Más de un siglo antes, Søren Kierkegaard se oponía a los intentos hegelianos de sistematizar
el devenir del ser humano y la historia a partir de la deducción de principios absolutos,
obtenidos mediante el ejercicio filosófico abstracto y metafísico, y propugnaba la existencia
subjetiva como recurso de la filosofía. Esta subjetividad permite al ser humano descubrir las
múltiples posibilidades de su existencia.

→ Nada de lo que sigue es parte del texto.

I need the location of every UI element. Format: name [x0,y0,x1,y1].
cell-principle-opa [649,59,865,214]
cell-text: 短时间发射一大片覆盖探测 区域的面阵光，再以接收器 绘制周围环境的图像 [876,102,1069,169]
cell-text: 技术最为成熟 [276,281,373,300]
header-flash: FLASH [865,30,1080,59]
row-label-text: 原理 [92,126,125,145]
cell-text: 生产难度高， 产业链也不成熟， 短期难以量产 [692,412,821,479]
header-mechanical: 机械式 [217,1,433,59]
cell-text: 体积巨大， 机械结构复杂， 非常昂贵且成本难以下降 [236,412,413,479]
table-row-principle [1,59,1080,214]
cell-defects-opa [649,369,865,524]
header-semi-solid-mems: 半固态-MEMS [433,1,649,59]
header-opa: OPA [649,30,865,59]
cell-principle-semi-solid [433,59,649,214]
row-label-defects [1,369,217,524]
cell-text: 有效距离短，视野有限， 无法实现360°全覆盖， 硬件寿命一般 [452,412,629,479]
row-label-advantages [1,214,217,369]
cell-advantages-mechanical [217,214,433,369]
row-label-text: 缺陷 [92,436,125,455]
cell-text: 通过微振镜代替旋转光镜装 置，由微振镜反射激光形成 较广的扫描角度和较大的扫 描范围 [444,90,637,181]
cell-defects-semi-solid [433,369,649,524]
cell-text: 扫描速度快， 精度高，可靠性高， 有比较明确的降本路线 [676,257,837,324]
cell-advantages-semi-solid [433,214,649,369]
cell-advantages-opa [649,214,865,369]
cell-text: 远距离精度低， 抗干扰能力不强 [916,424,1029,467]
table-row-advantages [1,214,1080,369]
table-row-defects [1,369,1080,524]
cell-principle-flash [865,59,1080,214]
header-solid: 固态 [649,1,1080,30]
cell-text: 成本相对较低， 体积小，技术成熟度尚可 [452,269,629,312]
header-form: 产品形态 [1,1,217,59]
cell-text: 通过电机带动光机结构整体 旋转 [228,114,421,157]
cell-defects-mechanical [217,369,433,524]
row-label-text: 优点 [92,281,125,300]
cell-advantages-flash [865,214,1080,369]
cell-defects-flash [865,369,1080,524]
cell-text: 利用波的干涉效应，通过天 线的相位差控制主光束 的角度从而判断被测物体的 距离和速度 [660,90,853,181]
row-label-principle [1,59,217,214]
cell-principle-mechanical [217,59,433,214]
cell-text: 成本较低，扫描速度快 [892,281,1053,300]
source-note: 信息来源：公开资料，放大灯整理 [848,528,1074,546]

Es por ello que se vincula a Bergman con Kierkegaard, puesto que ambos conciben la
existencia a partir de la posibilidad, pero entendida de forma ambivalente: tanto el lado
optimista de la realización, como el lado angustioso y desesperante ante una multiplicidad de
posibilidades.

Ya en Las obras del amor, el pensador danés nos explicaba:

«Así la muerte es el arquetipo más conciso de la vida, o bien la vida es restituida a su más
concisa figura en la muerte. Por eso ha sido siempre tan importante para aquellos que piensan
de verdad sobre la vida humana, contrastar muchísimas veces, recurriendo a este conciso
arquetipo, lo que han comprendido acerca de la vida. Porque ningún pensador puede con la
vida tal y como lo hace con la muerte».

En ese tenor, el pensamiento de Kierkegaard no es equidistante de Heidegger, cuya noción


del dasein podría vincularse con la perspectiva de Bergman. En su construcción de la
estructura ontológica del ser, Heidegger expresa que el ser humano debe descubrir la verdad
de su ser dentro de sí mismo, y este objetivo es impedido por la sociedad que le rodea, por lo
que la existencia se reduciría a dos alternativas: una auténtica y otra inauténtica, siendo la
distinción entre ambas la aceptación de constituir un ser-para-la-muerte y, con ello, alejarse
del carácter impersonal y homogéneo con que la sociedad reduce al individuo, lo que
invariablemente conducirá a la angustia ante las posibilidades y, particularmente, ante la nada
como final de una vida carente de sentido.

Así, el pensamiento que Bergman proyectó en El Séptimo Sello obedece a dudas que
quizás todos hemos tenido. Interrogantes que se traducen en la angustia existencial propia de
quienes alguna vez nos hemos preguntado cuál es el sentido de la vida y si existe algo que
trascienda a ésta. La sociedad no nos permite tratar de descubrir las respuestas a las grandes
cuestiones de la existencia, pero no por ello dejan de estar ahí, esperando a que cada uno de
nosotros provea de las respuestas que creamos más cercanas a la realidad, mientras
marchamos hacia la oscuridad, en una extraña danza.